Più nulla in serbo

Milosevic è morto. Punto e a capo. Anche se, dopo l’autopsia che nega «ogni avvelenamento», è chiara l’infondatezza delle nefaste dietrologie: quella di chi punta a farne un eroe nei Balcani, ma anche quella del procuratore Del Ponte che annunciava il suo «suicidio». Perché avrebbe dovuto farlo se insisteva a volersi difendere mettendo così in diffoltà il maxiprocesso a senso unico messo in piedi all’Aja? L’unica certezza è che responsabile della sua morte è stato il rifiuto di considerare che l’incriminato di tutto – ben 10 anni di guerre balcaniche per 6 fronti di guerra – potesse davvero essere malato. Ma, ripetiamo, punto e a capo. Perché anche nei Balcani dove la storia non passa mai, si deve voltare pagina. In redazione di recente sono arrivate sessanta ragazze e ragazzi da Banja Luka, capitale della Repubblica serba di Bosnia. Due cose dicevano: «Non era la nostra guerra, ora basta», e «Possibile che i serbi siano stati e siano considerati colpevoli di tutto?». A questi adolescenti pensiamo, con spirito di servizio e verità, non dimenticando le colpe dell’Occidente che ha avallato etnicismi e nazionalismi quando gli tornavano utili.

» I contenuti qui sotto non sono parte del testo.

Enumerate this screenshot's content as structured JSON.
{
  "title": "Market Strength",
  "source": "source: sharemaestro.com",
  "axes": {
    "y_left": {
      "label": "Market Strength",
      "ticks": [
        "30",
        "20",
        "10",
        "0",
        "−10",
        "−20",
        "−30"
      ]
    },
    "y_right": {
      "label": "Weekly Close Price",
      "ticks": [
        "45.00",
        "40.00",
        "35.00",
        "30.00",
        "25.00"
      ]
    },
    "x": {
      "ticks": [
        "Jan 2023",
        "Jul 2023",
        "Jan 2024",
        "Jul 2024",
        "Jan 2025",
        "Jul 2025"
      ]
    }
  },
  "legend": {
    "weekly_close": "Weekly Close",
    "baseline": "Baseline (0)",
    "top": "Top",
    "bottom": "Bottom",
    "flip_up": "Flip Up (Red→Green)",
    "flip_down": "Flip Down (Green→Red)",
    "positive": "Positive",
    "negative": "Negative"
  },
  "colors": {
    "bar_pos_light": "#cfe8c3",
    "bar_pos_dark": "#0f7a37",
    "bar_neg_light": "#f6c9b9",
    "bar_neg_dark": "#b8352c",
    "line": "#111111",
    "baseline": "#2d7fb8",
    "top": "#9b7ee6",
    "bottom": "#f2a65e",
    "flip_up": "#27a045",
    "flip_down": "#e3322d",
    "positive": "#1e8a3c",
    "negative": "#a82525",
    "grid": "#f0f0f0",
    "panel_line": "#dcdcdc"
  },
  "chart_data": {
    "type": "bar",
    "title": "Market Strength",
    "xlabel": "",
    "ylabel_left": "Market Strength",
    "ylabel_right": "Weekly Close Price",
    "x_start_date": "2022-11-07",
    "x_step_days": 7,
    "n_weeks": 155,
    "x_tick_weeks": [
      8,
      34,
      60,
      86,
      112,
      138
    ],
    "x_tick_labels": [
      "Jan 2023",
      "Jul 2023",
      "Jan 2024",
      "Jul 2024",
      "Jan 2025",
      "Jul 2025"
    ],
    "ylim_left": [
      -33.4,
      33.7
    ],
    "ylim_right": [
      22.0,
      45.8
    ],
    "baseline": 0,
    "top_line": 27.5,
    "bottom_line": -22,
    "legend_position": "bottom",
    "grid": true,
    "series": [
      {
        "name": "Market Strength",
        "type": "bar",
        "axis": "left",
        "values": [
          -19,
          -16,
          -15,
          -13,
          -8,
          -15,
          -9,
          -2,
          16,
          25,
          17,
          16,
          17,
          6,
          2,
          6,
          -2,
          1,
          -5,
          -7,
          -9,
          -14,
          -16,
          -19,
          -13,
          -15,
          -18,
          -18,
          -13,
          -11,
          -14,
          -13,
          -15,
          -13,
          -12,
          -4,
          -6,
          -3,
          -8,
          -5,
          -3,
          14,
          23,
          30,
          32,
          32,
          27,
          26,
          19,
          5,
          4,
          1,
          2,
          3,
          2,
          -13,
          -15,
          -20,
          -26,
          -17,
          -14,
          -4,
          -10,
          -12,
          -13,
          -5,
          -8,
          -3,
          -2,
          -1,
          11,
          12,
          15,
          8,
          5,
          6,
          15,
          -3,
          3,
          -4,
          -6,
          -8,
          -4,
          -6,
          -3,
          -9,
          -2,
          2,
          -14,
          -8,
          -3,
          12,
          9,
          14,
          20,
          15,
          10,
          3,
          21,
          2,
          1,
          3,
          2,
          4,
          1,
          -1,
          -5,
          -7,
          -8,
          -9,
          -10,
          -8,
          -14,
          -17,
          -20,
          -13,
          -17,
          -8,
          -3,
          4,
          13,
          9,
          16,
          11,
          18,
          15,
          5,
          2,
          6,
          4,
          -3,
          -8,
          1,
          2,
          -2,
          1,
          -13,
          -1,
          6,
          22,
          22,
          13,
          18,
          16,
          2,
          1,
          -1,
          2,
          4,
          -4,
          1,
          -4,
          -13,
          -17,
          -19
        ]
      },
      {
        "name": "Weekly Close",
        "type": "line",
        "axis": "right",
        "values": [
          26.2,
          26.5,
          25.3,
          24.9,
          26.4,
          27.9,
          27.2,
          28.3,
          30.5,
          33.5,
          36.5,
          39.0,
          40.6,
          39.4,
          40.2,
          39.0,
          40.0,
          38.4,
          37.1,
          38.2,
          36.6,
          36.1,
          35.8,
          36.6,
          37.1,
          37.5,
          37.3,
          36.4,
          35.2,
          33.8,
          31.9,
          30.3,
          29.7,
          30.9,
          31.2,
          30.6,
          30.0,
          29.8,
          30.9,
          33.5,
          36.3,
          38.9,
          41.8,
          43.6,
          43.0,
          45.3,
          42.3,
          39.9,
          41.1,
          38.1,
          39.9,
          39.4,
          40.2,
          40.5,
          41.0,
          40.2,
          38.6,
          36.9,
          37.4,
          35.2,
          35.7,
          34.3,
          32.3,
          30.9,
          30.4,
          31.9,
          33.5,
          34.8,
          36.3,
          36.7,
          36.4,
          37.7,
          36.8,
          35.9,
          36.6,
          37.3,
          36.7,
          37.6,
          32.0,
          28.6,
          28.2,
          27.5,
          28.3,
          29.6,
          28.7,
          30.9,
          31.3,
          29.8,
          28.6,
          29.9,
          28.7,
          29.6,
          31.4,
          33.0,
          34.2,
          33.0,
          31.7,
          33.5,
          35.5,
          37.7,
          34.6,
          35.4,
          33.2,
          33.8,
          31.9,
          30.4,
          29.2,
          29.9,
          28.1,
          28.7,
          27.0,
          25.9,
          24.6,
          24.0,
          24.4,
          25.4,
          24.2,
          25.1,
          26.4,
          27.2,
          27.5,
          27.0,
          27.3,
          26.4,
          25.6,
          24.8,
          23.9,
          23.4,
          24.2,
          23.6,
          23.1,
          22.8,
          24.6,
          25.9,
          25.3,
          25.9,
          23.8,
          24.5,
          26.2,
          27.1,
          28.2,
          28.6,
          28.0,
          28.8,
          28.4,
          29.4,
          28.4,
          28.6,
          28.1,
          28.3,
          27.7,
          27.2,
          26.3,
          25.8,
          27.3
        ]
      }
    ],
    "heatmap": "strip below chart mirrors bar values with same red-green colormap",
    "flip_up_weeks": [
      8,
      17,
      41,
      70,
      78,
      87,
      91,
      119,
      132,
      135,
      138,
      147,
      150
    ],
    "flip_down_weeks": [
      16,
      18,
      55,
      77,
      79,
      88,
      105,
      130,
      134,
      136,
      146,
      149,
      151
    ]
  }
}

E allora, come tacere che la morte di Milosevic, dichiarata non a caso «utile e necessaria» da Richard Holbooke, serve intanto a dire una ed una cosa soltanto: mettiamo una pietra sopra alla questione serba e jugoslava? Che rimane drammatica. Con la miseria – con o senza Milosevic – che dilaga, con quasi il 10% della popolazione composta da profughi cacciati dalle pulizie etniche di Kosovo, Bosnia e Croazia (eppure Belgrado resta la città più multietnica e cosmopolita dei Balcani e dell’est europeo). Con l’ingresso nell’Ue sotto ricatto, mentre le autorità non controllano il nazionalismo più estremo, né sanno e possono per gli ultraricercati Mladic e Karadzic. E proprio mentre la comunità internazionale sta per avviare il Kosovo – per il quale ha raccontato la menzogna della guerra «umanitaria» Nato – all’indipendenza anche se per l’Onu è ancora provincia della Serbia; che la Bosnia serba tagli i legami con Belgrado; che il Montenegro, guidato da un leader incriminato per mafia in Italia, faccia secessione tra due mesi. Fino a sfogliare l’ultima margherita, minacciava l’ineffabile Madeleine Albright. Finché non rimanga più nulla in serbo.